Sometimes Sara could scarcely breathe. Sometimes she could hardly walk. But she radiated peace, and she shared joy with everyone she came in contact with.

She said, “I choose the joy. When something is going badly and I’m dwelling on it, I think instead of something for which I am grateful. I swear to you, it’s as simple as that. You just have to decide today, and again tomorrow. And before you know it, you’ll have an attitude of joy more than any other attitude you have at your disposal.”

Life slashes at everyone, sooner or later, as surely as the sunrise. But for most of us, times of great trouble are intersected by large swathes of ordinary life – times during which it’s all too easy to slide into dissatisfaction.

Life is unfair.

This is too hard.

I can’t believe he did that.

We slog through our days, feeling restless, burdened, impatient.

And then, occasionally, the road is illuminated, by one who is traveling the roughest patches of it.

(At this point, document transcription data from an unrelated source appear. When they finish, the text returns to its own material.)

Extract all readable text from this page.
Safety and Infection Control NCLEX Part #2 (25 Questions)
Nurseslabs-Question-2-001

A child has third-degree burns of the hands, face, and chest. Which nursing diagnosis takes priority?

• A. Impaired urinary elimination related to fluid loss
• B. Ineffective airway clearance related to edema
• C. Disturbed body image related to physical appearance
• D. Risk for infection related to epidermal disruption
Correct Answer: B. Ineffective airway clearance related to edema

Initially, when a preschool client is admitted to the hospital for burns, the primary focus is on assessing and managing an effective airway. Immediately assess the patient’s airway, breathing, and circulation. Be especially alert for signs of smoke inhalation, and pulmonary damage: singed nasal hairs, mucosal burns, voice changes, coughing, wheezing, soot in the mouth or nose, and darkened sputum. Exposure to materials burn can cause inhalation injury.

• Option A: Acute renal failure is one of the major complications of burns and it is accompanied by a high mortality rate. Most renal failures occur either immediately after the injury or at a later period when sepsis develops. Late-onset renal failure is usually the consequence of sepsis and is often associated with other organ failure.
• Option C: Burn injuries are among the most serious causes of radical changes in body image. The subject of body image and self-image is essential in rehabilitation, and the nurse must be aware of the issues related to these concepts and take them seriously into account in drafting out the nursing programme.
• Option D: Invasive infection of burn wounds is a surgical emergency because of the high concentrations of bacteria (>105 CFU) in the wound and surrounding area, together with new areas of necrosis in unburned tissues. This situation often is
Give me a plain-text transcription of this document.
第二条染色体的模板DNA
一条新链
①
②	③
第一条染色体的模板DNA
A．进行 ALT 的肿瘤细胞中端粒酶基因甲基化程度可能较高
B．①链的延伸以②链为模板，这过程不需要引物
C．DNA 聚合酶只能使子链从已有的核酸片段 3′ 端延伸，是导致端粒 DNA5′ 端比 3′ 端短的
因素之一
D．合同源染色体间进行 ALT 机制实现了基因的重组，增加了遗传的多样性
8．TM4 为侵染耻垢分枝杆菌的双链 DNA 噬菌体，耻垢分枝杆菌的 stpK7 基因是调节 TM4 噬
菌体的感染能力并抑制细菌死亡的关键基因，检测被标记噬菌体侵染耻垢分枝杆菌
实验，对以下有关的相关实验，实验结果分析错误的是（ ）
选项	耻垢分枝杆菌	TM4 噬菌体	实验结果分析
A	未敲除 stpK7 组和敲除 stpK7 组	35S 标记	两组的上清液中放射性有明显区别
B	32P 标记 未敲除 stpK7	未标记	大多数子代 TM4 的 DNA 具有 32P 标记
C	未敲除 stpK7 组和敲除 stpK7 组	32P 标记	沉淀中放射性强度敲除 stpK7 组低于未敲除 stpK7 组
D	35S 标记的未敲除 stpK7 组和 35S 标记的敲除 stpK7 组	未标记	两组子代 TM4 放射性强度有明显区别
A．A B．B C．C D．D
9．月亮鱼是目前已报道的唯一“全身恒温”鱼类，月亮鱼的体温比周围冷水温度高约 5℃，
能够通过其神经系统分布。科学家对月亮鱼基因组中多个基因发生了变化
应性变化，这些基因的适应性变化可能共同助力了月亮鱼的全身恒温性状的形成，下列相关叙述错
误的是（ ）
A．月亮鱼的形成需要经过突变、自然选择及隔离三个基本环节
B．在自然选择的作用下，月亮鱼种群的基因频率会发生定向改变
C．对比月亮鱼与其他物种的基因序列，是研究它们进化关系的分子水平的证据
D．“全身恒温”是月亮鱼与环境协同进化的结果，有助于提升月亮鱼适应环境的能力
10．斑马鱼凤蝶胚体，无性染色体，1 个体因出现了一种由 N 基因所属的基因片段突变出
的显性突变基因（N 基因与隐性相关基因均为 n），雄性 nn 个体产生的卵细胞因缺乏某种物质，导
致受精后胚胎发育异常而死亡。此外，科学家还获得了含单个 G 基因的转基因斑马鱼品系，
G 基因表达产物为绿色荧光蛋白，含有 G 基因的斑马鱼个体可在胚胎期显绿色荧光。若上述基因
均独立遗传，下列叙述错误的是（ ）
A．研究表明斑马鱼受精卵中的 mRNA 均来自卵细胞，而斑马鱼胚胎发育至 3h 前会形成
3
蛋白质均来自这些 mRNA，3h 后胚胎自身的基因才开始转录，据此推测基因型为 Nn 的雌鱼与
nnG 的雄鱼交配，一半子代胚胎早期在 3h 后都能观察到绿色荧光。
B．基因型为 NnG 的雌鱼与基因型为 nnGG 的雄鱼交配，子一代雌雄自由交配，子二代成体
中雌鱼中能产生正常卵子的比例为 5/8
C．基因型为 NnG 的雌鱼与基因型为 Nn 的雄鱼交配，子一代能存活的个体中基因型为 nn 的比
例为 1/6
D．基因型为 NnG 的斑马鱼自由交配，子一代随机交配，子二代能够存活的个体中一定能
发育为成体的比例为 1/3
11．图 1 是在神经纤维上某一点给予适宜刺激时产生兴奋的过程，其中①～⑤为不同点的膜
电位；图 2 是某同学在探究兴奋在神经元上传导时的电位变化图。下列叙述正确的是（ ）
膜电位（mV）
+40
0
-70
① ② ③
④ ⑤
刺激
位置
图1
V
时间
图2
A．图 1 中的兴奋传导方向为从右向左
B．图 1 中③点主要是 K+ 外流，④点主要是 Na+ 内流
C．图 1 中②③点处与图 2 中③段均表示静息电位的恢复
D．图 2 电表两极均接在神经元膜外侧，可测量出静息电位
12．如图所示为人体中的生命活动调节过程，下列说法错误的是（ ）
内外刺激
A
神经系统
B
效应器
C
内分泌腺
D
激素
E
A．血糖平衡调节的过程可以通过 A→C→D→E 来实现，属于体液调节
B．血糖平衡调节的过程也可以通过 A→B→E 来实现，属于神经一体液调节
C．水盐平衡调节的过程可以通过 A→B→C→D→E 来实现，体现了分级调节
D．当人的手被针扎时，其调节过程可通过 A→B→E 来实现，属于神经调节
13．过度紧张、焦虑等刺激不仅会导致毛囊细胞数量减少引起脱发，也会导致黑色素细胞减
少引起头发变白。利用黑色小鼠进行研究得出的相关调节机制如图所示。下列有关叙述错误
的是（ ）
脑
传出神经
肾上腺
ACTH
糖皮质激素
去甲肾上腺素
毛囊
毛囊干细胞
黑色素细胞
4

A fellow pilgrim stands in the midst of unspeakable circumstances, like a small candle glimmering in the middle of a hurricane, and speaks words of sweetness and life.

Reminding us.

Humbling us.

I cannot imagine being chained to a wheelchair, unable to run or roam or pace or escape. I can’t imagine being unable to care for myself, to fend for myself, to live for myself.

And I can’t imagine living with pervasive, unremitting pain. Pain that drives spikes through your wrists, and nails you to itself. Pain that has no end point and will accept no walking papers.

Sara and Joni. Two pilgrims enclosed in two very different prisons. One of whom could not set foot outside her apartment and one of whom can not set foot anywhere, at all. Two broken bodies encasing spirits that shine steadily in the darkest storm, casting beautiful light for the rest of us.

We who are so blessed.

We who can be so blind to our blessings.

A couple of weeks ago, the on-line world learned that Sara was dying. And certain corners of the blogosphere were suddenly filled with Sara’s words, her story. Reams of virtual paper were devoted to her odyssey, as famous friends paid tribute to her and hundreds of readers, learning of her for the first time, were stunned by her transcendent message.

Sara passed through to Heaven on September 24, at thirty-eight years old. She may have ended this life as a housebound invalid, un-rich, un-glamorous. But her light shone brighter and brighter as the end neared, spreading until it could have filled a stadium, until this world could not even contain it – and on and on she went.

Google Sara Frankl, and see how many results you get. By the end, she was no longer a candle – she was a comet. And in her story, through her words and through her shining spirit, she left behind enough light for us all.